It's Not Working!
“The minds of all of us are haunted by thoughts which have not yet found expression,
and it is often the happy, fortune of the aphorist
to drag from obscurity some such dim intuition, or confused bit of experience;
to clothe it in words and bring daylight
for our recognition.”
Logan Pearsall Smith
It is 3a.m. and I am laying here wide-awake thoughts running through my head, trying to escape. I push them back down. I picture myself jumping on them trying to keep them in this container. It is impossible, the harder I try, the harder they push. My mind is racing.
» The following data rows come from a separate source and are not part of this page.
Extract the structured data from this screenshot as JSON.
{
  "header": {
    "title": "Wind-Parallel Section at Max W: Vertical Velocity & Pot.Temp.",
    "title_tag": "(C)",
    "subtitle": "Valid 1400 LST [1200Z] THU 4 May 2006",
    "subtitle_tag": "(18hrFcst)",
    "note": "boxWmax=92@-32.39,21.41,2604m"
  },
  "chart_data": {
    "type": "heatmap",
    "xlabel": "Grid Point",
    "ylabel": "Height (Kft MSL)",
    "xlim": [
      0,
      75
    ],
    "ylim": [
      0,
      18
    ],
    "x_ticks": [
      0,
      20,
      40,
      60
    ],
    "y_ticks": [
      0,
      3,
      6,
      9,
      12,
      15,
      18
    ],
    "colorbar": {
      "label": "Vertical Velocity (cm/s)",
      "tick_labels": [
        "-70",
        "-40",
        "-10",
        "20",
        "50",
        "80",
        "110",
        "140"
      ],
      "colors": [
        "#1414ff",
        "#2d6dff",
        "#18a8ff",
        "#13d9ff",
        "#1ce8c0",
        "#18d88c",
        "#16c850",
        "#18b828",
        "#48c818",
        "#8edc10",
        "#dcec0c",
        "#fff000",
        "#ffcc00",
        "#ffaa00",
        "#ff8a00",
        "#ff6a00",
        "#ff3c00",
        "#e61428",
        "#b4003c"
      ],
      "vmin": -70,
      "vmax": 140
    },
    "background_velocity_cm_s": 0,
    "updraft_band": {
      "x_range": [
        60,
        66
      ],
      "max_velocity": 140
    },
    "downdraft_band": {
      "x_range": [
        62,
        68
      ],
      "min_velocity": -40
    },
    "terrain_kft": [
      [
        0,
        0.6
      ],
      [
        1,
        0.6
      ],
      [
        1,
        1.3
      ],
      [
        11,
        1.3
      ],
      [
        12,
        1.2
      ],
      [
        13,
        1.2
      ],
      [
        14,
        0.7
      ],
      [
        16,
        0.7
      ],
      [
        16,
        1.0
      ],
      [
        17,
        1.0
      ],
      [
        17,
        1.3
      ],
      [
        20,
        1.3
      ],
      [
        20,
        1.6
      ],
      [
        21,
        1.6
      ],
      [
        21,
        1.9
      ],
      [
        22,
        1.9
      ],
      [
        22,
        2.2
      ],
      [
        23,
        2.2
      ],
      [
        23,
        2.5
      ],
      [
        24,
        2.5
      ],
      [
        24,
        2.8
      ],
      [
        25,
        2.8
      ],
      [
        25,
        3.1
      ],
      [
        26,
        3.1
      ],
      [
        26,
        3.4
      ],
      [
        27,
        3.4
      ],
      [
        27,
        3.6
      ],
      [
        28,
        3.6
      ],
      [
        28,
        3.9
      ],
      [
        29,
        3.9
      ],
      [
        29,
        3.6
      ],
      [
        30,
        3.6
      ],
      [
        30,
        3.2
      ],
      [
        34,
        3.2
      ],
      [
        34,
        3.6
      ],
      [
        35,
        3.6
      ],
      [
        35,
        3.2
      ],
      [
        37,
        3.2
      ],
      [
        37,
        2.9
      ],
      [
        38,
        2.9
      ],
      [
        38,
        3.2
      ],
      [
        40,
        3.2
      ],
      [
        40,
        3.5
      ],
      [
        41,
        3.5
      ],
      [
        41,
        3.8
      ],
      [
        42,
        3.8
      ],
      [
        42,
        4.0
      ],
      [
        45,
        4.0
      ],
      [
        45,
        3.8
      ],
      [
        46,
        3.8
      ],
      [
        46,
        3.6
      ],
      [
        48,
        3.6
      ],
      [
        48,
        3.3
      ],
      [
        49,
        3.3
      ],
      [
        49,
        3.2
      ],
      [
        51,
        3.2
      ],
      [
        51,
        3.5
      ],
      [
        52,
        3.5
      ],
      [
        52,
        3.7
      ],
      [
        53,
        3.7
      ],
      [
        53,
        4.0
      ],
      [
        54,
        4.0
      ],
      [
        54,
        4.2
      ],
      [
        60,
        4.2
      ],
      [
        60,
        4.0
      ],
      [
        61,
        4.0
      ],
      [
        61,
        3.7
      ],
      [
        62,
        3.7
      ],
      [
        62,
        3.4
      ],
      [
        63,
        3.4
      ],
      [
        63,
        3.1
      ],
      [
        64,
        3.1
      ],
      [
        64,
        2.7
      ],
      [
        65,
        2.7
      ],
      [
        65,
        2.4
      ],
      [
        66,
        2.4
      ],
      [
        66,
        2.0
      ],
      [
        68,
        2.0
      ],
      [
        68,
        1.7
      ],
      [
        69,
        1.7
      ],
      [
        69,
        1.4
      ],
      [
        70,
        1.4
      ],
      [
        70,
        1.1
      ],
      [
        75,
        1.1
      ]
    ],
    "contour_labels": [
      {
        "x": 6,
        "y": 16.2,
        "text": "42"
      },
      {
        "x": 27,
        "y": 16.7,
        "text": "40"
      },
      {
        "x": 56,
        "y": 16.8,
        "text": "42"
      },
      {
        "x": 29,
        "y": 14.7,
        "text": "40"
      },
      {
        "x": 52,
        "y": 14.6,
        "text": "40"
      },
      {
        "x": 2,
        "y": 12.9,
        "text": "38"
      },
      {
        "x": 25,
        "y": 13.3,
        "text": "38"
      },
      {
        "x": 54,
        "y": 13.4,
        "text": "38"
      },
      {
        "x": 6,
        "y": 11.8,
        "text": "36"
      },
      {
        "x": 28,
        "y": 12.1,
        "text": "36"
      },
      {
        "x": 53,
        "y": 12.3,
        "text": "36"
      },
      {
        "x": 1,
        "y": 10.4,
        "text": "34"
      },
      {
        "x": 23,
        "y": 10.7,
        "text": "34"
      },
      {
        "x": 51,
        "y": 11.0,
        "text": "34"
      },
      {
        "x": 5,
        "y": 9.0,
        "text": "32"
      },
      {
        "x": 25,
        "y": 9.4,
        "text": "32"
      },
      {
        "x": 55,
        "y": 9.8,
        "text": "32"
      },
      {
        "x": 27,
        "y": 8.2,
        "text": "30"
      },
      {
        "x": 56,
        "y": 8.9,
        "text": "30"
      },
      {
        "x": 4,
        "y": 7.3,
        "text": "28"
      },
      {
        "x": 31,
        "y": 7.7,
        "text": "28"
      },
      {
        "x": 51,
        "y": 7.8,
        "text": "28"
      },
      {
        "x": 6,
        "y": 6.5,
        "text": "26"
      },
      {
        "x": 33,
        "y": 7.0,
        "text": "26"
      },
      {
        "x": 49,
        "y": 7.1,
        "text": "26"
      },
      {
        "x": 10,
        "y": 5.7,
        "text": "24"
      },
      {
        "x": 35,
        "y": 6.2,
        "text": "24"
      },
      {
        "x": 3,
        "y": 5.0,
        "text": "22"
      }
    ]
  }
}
They know I have taken this time to recharge, they are relentless. They will not be stifled.
Stop, please stop.
Turning, turning, pushing, and pushing. If one escapes I am doomed, the rest will quickly follow. No rest, no rest.
I picture the lid bulging, pulsating, and ready to blow. I must stop it, I must stop it.
I jump out of bed, the first thought pounces, I try to shut the lid, and it is no use. They are rushing past this crack in the lid. Pushing, pushing. More, more; I have to get a pen.
I let my hand glide over the paper. The thoughts pouring out, there is no stopping them now, the lid has been pushed aside. My hand cannot keep up with the pace. Racing, racing, page, after page spewing from my head. I must let it all out. I must empty this chamber.
I write, and write, there seems to be no end. I am exhausted. It is done.
The point of this post is that I may not be able to stay on this break. I will either blog, or fill my dresser drawers again, with these thoughts. We will see how it goes.